An engineer's fiery passion for robots
Rex Sham was so inspired by the robot cat Doraemon that he created his own - one that detects wildfires to stop them from spreading
Doraemon, the robotic cartoon cat from Japan, was the early inspiration for a young Rex Sham Pui-sum and the reason he got into robotics. On the day he discovered that Doraemon did not exist in real life, the then schoolboy set about creating his own.
But an investor who saw potential in him and his inventions enabled him to move forward in his field. Sham then created a fire detection robot that can be used in country parks to detect even very small fires.
The Computer Vision Wildfire Detection System uses a robot equipped with thermal imaging sensors and advanced artificial intelligence vision technology. It can detect and locate wood- or vegetation-based fires - as small as two metres by one metre in size - within a 5km radius, covering up to nearly 80 sq km of forest and living area.

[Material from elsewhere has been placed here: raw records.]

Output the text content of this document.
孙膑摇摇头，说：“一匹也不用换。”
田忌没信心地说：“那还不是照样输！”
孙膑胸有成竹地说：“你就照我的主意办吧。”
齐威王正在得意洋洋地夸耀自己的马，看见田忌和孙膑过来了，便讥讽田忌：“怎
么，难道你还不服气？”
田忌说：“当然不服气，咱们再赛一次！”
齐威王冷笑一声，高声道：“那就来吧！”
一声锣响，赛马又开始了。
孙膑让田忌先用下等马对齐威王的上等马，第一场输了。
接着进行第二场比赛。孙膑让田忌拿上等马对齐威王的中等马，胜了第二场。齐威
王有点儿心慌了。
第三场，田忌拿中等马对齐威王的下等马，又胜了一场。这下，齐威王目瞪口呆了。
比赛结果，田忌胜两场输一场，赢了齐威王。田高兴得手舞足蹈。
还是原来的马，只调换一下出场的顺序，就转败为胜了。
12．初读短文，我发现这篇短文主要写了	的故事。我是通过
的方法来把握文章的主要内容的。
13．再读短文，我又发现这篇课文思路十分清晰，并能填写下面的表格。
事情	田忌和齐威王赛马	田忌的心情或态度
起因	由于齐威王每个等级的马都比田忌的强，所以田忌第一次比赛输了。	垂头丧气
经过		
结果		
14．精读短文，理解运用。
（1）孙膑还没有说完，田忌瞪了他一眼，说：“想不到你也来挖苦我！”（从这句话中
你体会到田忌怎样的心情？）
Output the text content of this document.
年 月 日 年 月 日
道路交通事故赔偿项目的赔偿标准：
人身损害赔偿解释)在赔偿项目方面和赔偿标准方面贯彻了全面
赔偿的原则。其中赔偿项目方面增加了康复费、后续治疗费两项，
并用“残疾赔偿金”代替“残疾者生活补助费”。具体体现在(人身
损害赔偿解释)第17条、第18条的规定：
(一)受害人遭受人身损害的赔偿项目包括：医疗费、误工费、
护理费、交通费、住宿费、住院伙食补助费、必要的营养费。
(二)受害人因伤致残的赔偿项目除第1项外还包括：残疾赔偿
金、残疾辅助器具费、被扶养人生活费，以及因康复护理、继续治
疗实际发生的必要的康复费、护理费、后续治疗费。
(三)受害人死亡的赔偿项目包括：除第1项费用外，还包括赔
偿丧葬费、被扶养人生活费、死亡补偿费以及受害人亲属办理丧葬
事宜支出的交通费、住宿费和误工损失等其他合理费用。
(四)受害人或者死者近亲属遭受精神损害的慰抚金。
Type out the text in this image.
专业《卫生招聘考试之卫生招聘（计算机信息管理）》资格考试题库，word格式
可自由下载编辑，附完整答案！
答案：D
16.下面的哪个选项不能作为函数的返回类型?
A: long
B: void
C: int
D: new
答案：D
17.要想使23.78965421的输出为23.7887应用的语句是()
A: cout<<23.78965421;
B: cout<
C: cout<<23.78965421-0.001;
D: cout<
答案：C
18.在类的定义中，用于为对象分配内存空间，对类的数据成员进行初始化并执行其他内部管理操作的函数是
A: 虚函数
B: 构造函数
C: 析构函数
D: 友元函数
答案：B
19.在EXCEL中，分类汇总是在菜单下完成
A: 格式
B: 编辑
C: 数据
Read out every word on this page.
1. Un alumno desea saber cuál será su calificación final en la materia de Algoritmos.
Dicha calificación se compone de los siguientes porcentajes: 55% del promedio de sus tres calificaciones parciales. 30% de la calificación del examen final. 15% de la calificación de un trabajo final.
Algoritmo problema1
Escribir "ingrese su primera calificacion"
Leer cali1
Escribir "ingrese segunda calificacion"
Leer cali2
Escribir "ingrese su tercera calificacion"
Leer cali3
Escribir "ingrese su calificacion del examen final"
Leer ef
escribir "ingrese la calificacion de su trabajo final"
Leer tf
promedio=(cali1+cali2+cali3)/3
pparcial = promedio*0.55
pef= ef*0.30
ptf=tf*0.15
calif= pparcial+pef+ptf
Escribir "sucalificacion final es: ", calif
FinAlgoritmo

The robot then sends real-time images and the location of the fire to control centres for manual or computer analysis, allowing local fire services to stop the fire from spreading.
Sham's company, now known as Insight Robotics, has sold 60 such robots to the mainland for use in its country parks.
"This month and the next, we will be setting up a pilot site with the Agriculture, Fisheries and Conservation Department in Tai Mo Shan," Sham says. If the department approves Sham's robot fire detection system, it will put forward a budget plan to the Legislative Council in 2016, he said.